Maximizing democracy, equality, or anything else, at the expense of everything else, will take a nation to the dangerous tails of the political Laffer Curve. The ideal regime, in contrast, will contain elements of both democracy and oligarchy.

The problem, however, is that experts often do not stay in their lane. Intellectuals have a tendency to convince themselves that mastery of one subject entails mastery of all. This can lead them to contaminate discussions on matters outside their specialty, or to use their expertise as a cover for their own priorities. To make matters worse, the harm often only becomes apparent long after they have left the scene of the crime. As Thomas Sowell’s Intellectuals and Society illustrates, “experts” can get a matter completely wrong and never have to pay for it.

Nothing more perfectly illustrates the danger of experts on the loose than many elites’ endorsement of recent mass protests. In June, the New York City Council’s Health Committee Chair tweeted, “Let’s be clear about something: if there is a spike in coronavirus cases in the next two weeks, don’t blame the protesters. Blame racism.” Is this a case of the aloof expert clarifying causal relationships, or of someone abusing his authority to push an agenda? When public health experts turn a blind eye to, or even openly endorse, mass protests, while insisting on only the smallest of funerals and religious services, it is clear we’re not dealing with the sober technocrats Jones rightly admires. He concedes the risk of “experts as window dressing,” but such a great danger deserves proportionate attention.

A second concern is that even the most honest expert must bring to his subject an understanding of what goal to pursue. A brilliant crew can bring the ship of state to its destination, but someone must decide where to sail. It cannot be technique all the way down; we need prudence, too.

For example, consider Jones’ proposal for an Independent Tax Board, which would design a more rational tax system, free from the pernicious, or just misguided, interference of politicians and voters. As a technical field, where so much of the challenge is simply getting the facts straight, tax policy surely fits Jones’ criteria as well as anything could for a subject deserving expert control. And many of our tax code’s flaws are clearly the result of legislators and constituents prioritizing short-term, private gains over public, long-term costs. How could it not benefit from being run by the experts? Yet even here, countless “values” considerations arise: how to balance growth and redistribution, whether to make future generations pay for our present consumption, whether a product deserves a sin tax, and so on.
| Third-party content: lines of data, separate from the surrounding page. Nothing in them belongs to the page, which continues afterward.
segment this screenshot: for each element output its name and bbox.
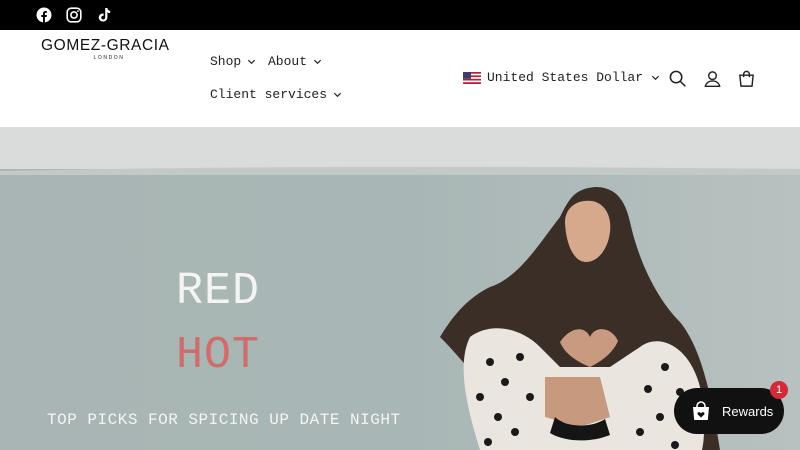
chevron-down-icon	[333, 92, 342, 98]
logo-wordmark: GOMEZ-GRACIA	[41, 37, 170, 54]
search-icon[interactable]	[668, 69, 687, 88]
cart-icon[interactable]	[737, 69, 756, 88]
nav-client-services[interactable]: Client services	[210, 87, 342, 102]
tiktok-icon[interactable]	[96, 7, 112, 23]
nav-shop[interactable]: Shop	[210, 54, 256, 69]
nav-about[interactable]: About	[268, 54, 322, 69]
currency-label: United States Dollar	[487, 70, 644, 85]
rewards-button[interactable]: Rewards	[674, 388, 784, 434]
rewards-label: Rewards	[722, 403, 774, 419]
notification-badge: 1	[770, 381, 788, 399]
hero-title-line-2: HOT	[176, 330, 261, 381]
nav-about-label: About	[268, 54, 308, 69]
shopping-bag-icon	[693, 401, 709, 420]
nav-shop-label: Shop	[210, 54, 242, 69]
top-bar	[0, 0, 800, 30]
hero-title-line-1: RED	[176, 266, 261, 317]
logo[interactable]: GOMEZ-GRACIA LONDON	[41, 37, 181, 62]
account-icon[interactable]	[703, 69, 722, 88]
us-flag-icon	[463, 71, 481, 84]
facebook-icon[interactable]	[36, 7, 52, 23]
currency-selector[interactable]: United States Dollar	[463, 70, 660, 85]
chevron-down-icon	[651, 75, 660, 81]
instagram-icon[interactable]	[66, 7, 82, 23]
logo-subtitle: LONDON	[93, 55, 125, 61]
chevron-down-icon	[313, 59, 322, 65]
chevron-down-icon	[248, 59, 256, 65]
hero-subtitle: TOP PICKS FOR SPICING UP DATE NIGHT	[47, 411, 401, 429]
nav-client-services-label: Client services	[210, 87, 328, 102]
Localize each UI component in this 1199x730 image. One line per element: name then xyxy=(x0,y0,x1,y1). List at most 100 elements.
These are properly political questions, and even the most proficient calculators could not escape them. Jones provides many insights into how governments can pursue their values but is largely silent on how a political system both determines and reflects those values.
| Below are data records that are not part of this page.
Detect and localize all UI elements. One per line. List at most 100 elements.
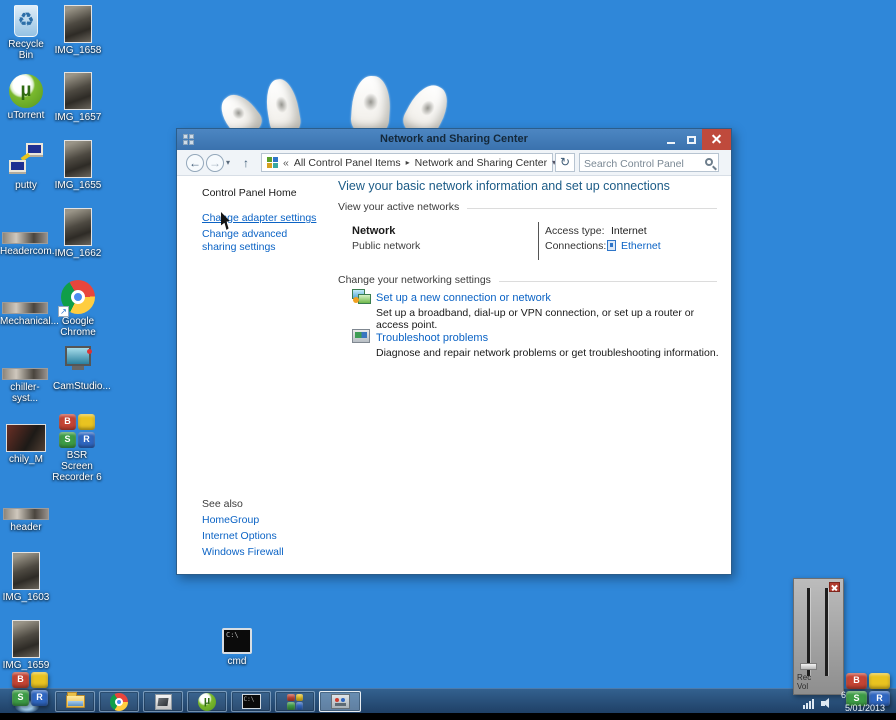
desktop-icon-putty[interactable]: putty	[1, 142, 51, 191]
recent-pages-dropdown-icon[interactable]: ▾	[226, 158, 230, 167]
taskbar-utorrent-button[interactable]: µ	[187, 691, 227, 712]
taskbar-cmd-button[interactable]: C:\	[231, 691, 271, 712]
desktop-icon-bsr-screen-recorder[interactable]: B S R BSR Screen Recorder 6	[52, 414, 102, 483]
navigation-toolbar: ← → ▾ ↑ « All Control Panel Items ▸ Netw…	[177, 150, 731, 176]
troubleshoot-icon	[352, 329, 370, 343]
desktop-icon-img-1662[interactable]: IMG_1662	[53, 208, 103, 259]
cmd-icon: C:\	[241, 694, 261, 709]
volume-slider-track[interactable]	[825, 588, 828, 676]
cmd-icon: C:\	[222, 628, 252, 654]
breadcrumb-separator-icon: ▸	[405, 158, 410, 167]
search-box[interactable]	[579, 153, 719, 173]
network-and-sharing-center-window: Network and Sharing Center ← → ▾ ↑ « All…	[176, 128, 732, 575]
maximize-button[interactable]	[681, 129, 702, 150]
taskbar-chrome-button[interactable]	[99, 691, 139, 712]
window-content: Control Panel Home Change adapter settin…	[177, 176, 731, 574]
breadcrumb-collapse-chevron[interactable]: «	[283, 157, 289, 169]
volume-slider-handle[interactable]	[800, 663, 817, 670]
see-also-heading: See also	[202, 498, 243, 510]
desktop-icon-recycle-bin[interactable]: ♻ Recycle Bin	[1, 5, 51, 61]
back-button[interactable]: ←	[186, 154, 204, 172]
bsr-square-red: B	[59, 414, 76, 430]
bsr-square-green: S	[59, 432, 76, 448]
up-button[interactable]: ↑	[237, 154, 255, 172]
desktop-icon-img-1603[interactable]: IMG_1603	[1, 552, 51, 603]
desktop-icon-header[interactable]: header	[1, 508, 51, 533]
clock-date[interactable]: 5/01/2013	[845, 703, 885, 713]
photo-thumbnail-icon	[12, 620, 40, 658]
image-thumbnail-icon	[2, 232, 48, 244]
recycle-bin-icon: ♻	[14, 5, 38, 37]
desktop-icon-img-1657[interactable]: IMG_1657	[53, 72, 103, 123]
rec-label: Rec	[797, 673, 812, 682]
desktop-icon-img-1659[interactable]: IMG_1659	[1, 620, 51, 671]
page-title: View your basic network information and …	[338, 179, 670, 193]
search-input[interactable]	[580, 155, 700, 173]
desktop-icon-google-chrome[interactable]: ↗ Google Chrome	[53, 280, 103, 338]
titlebar[interactable]: Network and Sharing Center	[177, 129, 731, 150]
sidebar-change-advanced-sharing[interactable]: Change advanced sharing settings	[202, 228, 314, 254]
desktop-icon-camstudio[interactable]: CamStudio...	[53, 346, 111, 392]
bsr-tray-overlay-icon[interactable]: B S R	[846, 673, 890, 706]
refresh-button[interactable]: ↻	[555, 153, 575, 172]
sidebar-homegroup[interactable]: HomeGroup	[202, 514, 259, 526]
desktop-icon-label: CamStudio...	[53, 381, 111, 392]
desktop-icon-label: IMG_1657	[54, 112, 102, 123]
network-type: Public network	[352, 240, 421, 252]
desktop-icon-cmd[interactable]: C:\ cmd	[212, 628, 262, 667]
bsr-square-blue: R	[78, 432, 95, 448]
sidebar-change-adapter-settings[interactable]: Change adapter settings	[202, 212, 316, 224]
desktop-icon-headercom[interactable]: Headercom...	[0, 232, 60, 257]
desktop-icon-label: header	[10, 522, 42, 533]
desktop-icon-chiller-syst[interactable]: chiller-syst...	[0, 368, 50, 404]
sidebar-windows-firewall[interactable]: Windows Firewall	[202, 546, 284, 558]
file-explorer-icon	[65, 692, 85, 708]
close-button[interactable]	[702, 129, 731, 150]
ethernet-link[interactable]: Ethernet	[621, 240, 661, 252]
bsr-square-red: B	[12, 672, 29, 688]
desktop-icon-chily-m[interactable]: chily_M	[1, 424, 51, 465]
desktop-icon-utorrent[interactable]: µ uTorrent	[1, 74, 51, 121]
volume-panel-close-icon[interactable]	[829, 582, 840, 592]
image-thumbnail-icon	[2, 302, 48, 314]
address-bar[interactable]: « All Control Panel Items ▸ Network and …	[261, 153, 556, 172]
taskbar-file-explorer-button[interactable]	[55, 691, 95, 712]
sidebar-internet-options[interactable]: Internet Options	[202, 530, 277, 542]
breadcrumb-network-and-sharing-center[interactable]: Network and Sharing Center	[415, 157, 548, 169]
taskbar-active-recorder-window-button[interactable]	[319, 691, 361, 712]
desktop-icon-img-1658[interactable]: IMG_1658	[53, 5, 103, 56]
chrome-icon: ↗	[58, 280, 95, 317]
bsr-square-yellow	[78, 414, 95, 430]
desktop-icon-mechanical[interactable]: Mechanical...	[0, 302, 59, 327]
active-networks-label: View your active networks	[338, 201, 468, 213]
bsr-overlay-icon[interactable]: B S R	[12, 672, 48, 706]
sidebar-control-panel-home[interactable]: Control Panel Home	[202, 187, 297, 199]
desktop-icon-label: Recycle Bin	[8, 39, 44, 61]
desktop-icon-label: IMG_1659	[2, 660, 50, 671]
network-tray-icon[interactable]	[803, 698, 817, 709]
breadcrumb-all-control-panel-items[interactable]: All Control Panel Items	[294, 157, 401, 169]
taskbar-image-viewer-button[interactable]	[143, 691, 183, 712]
desktop-icon-img-1655[interactable]: IMG_1655	[53, 140, 103, 191]
setup-new-connection-link[interactable]: Set up a new connection or network	[376, 292, 551, 304]
utorrent-icon: µ	[198, 692, 216, 711]
mu-glyph: µ	[20, 80, 32, 101]
image-thumbnail-icon	[2, 368, 48, 380]
desktop-icon-label: cmd	[227, 656, 247, 667]
window-icon	[183, 134, 194, 145]
troubleshoot-problems-link[interactable]: Troubleshoot problems	[376, 332, 488, 344]
putty-icon	[8, 142, 44, 178]
photo-thumbnail-icon	[64, 5, 92, 43]
desktop-icon-label: uTorrent	[7, 110, 45, 121]
search-icon[interactable]	[705, 158, 713, 166]
volume-tray-icon[interactable]	[821, 698, 833, 709]
camstudio-icon	[61, 346, 95, 379]
active-networks-section: View your active networks	[338, 201, 717, 215]
taskbar-bsr-button[interactable]	[275, 691, 315, 712]
recorder-window-icon	[330, 694, 350, 709]
network-divider	[538, 222, 539, 260]
forward-button[interactable]: →	[206, 154, 224, 172]
minimize-button[interactable]	[660, 129, 681, 150]
chrome-icon	[110, 692, 128, 711]
networking-settings-section: Change your networking settings	[338, 274, 717, 288]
It thus comes as a surprise when, in the final pages, Jones moves beyond technocratic management to political theory. He sees his arguments as continuing the distinguished lineage of defenses of the mixed regime, or as he puts it, “government-by-casserole.” Whereas much of modern political theory seeks to identify the single just form of political order, figures such as Aristotle, Polybius, and Machiavelli understood that every type of regime involves trade-offs. Maximizing democracy, equality, or anything else, at the expense of everything else, will take a nation to the dangerous tails of the political Laffer Curve. The ideal regime, in contrast, will contain elements of both democracy and oligarchy.

It appears, then, that despite the preeminence Jones gives to technocrats, we need statesmen, too, to balance conflicting political goods and to keep both aristoi and hoi polloi in their proper place. In this light, Jones’ philosophy, if not all of his specific proposals, attains a new sophistication and sobriety. “By combining good theory and modern empirical methods,” we can achieve “one giant leap for good institutional reform.” At its best, 10% Less Democracy uses modern social science to vindicate ancient wisdom.